Aku pikir pagi ini akan bertemu dengan angin semilir sepoi-sepoi yang lembut dan membuat bahagia. Tetapi ternyata Tedjo membawa motor sangat kencang, bukan lagi angin yang aku rasakan, namun sebuah pusaran besar badai lokal yang mengacak-acak rambut indahku, jika aku punya rambut. Beruntung kepalaku botak, jadi tak perlu sisir saat turun dari motor.
Ah, akhirnya motor berhenti tepat di depan sebuah rumah besar berwarna putih dan abu-abu. Mungkin inilah rumah terbesar yang pernah aku kunjungi. Rumah yang indah, suasananya terasa nyaman. Begitulah yang aku pikirkan saat melihatnya.
Setelah menunggu beberapa menit, terlihat seorang perempuan muda mengenakan hijab membuka pagar rumah. Dia tersenyum manis sekali. Aku suka dia! Andai saja diberikan ijin untuk selalu mendampinginya, tentu aku sangat bersedia.

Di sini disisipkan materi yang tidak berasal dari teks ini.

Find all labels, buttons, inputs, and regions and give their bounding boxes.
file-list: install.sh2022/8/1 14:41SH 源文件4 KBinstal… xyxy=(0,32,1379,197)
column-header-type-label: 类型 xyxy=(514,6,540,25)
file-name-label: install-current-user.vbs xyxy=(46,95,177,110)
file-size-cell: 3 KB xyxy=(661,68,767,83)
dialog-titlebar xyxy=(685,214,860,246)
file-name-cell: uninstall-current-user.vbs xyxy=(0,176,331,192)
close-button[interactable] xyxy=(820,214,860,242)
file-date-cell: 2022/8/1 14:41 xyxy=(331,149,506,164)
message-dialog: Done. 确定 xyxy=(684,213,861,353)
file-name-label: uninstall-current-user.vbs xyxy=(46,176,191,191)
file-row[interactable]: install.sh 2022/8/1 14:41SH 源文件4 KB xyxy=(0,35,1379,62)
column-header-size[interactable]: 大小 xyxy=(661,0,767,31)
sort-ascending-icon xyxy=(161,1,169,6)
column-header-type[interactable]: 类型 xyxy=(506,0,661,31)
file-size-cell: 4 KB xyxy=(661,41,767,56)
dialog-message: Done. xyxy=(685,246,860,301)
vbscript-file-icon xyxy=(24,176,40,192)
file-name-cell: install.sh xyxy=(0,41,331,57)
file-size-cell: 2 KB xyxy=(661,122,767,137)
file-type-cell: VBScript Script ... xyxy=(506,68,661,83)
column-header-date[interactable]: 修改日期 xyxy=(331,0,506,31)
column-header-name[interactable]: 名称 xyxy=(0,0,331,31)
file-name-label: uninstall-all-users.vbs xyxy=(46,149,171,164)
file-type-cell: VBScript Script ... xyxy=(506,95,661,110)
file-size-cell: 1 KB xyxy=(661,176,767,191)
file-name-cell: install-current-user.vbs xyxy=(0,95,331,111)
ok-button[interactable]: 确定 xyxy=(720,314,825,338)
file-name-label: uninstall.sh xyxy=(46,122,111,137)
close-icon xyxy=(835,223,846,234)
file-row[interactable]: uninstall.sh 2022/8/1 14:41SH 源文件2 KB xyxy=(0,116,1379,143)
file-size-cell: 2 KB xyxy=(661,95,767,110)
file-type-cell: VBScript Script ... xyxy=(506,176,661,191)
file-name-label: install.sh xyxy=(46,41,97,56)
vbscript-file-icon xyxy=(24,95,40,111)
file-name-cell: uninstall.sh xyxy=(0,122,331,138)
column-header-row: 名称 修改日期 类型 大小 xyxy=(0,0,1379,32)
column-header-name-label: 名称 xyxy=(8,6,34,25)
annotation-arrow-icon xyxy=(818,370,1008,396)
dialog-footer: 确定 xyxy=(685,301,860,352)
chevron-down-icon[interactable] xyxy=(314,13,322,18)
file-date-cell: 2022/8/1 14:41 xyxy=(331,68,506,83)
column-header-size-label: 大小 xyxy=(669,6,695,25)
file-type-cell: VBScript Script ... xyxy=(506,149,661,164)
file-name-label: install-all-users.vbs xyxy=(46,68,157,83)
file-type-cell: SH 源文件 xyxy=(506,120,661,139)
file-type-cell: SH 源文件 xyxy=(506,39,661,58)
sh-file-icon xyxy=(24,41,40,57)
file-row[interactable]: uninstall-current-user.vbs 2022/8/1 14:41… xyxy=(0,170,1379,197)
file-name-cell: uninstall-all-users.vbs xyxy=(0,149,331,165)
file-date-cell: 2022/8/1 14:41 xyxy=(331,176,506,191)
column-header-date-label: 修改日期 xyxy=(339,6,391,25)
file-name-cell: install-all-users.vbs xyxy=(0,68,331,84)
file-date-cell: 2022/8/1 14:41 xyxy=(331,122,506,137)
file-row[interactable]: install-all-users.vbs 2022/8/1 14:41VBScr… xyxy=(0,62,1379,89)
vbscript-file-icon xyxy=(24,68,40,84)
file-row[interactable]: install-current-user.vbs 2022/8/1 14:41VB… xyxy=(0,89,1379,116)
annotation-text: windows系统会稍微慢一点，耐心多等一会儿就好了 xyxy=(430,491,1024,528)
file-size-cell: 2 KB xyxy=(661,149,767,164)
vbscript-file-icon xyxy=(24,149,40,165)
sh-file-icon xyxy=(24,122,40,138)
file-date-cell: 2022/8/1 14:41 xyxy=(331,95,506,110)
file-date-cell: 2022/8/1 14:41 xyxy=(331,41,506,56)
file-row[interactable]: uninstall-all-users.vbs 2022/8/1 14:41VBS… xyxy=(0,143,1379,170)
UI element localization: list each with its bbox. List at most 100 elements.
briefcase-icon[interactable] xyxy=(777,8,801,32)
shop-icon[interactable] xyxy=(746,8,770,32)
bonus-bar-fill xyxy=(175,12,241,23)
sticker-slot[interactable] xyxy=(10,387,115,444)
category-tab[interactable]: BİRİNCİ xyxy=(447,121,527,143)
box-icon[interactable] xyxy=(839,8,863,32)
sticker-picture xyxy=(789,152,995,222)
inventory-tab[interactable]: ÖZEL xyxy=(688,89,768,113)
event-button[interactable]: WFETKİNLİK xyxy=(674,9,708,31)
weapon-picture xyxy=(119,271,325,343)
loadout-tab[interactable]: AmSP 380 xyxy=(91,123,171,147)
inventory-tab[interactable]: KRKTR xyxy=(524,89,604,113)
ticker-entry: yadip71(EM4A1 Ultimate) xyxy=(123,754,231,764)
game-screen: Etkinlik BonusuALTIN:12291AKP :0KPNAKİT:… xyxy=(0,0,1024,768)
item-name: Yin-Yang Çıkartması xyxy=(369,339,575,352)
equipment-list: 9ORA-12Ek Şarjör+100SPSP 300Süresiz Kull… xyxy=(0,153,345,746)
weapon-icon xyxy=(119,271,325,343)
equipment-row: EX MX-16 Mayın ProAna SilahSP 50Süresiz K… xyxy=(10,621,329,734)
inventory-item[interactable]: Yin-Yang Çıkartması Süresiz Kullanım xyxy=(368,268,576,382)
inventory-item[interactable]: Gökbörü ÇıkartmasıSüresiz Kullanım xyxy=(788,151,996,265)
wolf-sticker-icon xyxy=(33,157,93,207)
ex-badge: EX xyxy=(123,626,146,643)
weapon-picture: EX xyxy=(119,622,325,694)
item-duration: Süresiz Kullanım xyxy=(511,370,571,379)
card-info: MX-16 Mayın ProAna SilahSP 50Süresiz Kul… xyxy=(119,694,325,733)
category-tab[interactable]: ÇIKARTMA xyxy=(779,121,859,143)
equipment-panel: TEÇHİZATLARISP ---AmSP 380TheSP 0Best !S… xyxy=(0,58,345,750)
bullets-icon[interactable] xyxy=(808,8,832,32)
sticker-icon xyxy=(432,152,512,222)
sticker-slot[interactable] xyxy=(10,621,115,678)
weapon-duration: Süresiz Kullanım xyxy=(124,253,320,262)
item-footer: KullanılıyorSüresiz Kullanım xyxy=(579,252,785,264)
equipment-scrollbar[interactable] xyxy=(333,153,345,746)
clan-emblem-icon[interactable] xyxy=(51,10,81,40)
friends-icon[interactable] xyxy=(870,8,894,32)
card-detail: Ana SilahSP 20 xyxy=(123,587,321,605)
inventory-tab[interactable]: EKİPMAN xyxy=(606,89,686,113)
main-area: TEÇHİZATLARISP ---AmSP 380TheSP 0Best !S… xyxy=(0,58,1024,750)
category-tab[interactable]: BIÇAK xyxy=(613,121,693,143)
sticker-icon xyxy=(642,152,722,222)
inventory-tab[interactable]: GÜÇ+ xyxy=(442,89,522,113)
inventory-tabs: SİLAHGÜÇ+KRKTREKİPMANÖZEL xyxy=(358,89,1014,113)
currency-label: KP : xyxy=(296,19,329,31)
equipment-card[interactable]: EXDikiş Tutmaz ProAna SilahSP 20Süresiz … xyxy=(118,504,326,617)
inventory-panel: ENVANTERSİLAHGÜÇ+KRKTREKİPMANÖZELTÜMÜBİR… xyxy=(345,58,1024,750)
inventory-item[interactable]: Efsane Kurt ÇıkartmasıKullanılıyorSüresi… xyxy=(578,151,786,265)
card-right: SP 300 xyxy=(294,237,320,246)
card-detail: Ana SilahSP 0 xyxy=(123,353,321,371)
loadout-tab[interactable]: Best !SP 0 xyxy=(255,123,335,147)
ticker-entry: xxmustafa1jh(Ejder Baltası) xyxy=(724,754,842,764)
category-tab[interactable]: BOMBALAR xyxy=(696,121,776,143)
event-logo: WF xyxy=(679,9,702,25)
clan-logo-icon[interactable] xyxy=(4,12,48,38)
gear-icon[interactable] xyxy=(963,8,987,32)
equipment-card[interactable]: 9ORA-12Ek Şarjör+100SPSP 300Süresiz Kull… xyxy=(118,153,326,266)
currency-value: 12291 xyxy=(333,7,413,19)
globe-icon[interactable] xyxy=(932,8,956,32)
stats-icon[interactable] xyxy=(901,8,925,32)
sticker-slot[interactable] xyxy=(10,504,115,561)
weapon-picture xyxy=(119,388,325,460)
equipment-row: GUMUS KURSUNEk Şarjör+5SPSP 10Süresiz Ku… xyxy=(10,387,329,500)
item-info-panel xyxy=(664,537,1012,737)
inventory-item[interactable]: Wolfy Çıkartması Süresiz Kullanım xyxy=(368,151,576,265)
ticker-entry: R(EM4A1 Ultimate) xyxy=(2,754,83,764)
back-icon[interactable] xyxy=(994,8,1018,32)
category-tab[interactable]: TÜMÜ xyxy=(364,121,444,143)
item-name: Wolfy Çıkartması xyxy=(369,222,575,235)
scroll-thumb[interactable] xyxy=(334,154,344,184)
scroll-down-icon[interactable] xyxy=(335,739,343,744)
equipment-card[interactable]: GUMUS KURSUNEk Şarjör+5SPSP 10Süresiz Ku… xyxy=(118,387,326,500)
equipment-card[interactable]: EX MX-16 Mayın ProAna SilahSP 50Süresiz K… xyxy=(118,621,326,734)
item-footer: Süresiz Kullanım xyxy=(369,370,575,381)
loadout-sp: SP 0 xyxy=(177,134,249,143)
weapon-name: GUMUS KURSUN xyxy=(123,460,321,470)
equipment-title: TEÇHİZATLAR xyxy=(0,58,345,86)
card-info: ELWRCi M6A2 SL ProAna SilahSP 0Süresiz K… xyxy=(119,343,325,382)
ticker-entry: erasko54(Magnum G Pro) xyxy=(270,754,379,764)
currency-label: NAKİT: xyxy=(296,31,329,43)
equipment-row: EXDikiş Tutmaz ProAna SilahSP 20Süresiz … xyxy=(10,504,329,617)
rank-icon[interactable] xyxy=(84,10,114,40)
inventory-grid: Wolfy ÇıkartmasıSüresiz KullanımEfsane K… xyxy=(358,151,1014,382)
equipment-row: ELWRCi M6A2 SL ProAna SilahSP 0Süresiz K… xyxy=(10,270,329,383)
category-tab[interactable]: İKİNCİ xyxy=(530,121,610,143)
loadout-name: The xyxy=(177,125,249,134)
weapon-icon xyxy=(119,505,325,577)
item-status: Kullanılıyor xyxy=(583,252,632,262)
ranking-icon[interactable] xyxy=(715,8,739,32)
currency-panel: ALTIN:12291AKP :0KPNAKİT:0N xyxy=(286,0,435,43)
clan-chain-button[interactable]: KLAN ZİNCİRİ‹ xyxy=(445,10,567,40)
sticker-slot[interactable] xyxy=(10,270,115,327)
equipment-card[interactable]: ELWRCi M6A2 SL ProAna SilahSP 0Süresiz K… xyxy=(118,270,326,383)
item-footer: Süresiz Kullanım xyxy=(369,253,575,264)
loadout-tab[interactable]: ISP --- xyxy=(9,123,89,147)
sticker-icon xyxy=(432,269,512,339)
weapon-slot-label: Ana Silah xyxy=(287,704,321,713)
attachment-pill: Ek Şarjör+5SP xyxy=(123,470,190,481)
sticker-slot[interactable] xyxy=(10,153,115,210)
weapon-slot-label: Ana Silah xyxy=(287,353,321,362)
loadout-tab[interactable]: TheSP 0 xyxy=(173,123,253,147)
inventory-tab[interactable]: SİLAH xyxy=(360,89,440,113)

Tedjo menghampiri Dia, dan menyerahkan aku kepada perempuan cantik itu. Setelah memberikan sejumlah uang dan mengucapkan terimakasih kepada Tedjo, dia menutup pagar rumah. Aku hanya bisa mendongak melihat wajahnya yang ayu.
Oh iya, perkenalkan aku adalah sebuah tabung gas melon. Aku tak tahu pasti, kenapa aku disebut sebagai melon. Mungkin karena warnaku hijau mirip buah melon. Beruntung aku tidak disebut balon hijau, mungkin yang memberi nama takut kalau aku meletus seperti lagu balonku yang sering dinyanyikan anak-anak.
Di dalam rumah, perempuan itu membawaku ke sebuah ruangan di samping ruang makan. Sepertinya dapur, tetapi bersih sekali. Beda dengan dapur-dapur lain yang pernah aku singgahi. Di ujung ruang, aku melihat dua tabung biru besar, sepertinya mereka adalah kakak-kakakku atau bapak ibuku ya? Yang jelas mereka adalah pendahuluku, dan biasanya digunakan oleh orang-orang yang lebih secara materi.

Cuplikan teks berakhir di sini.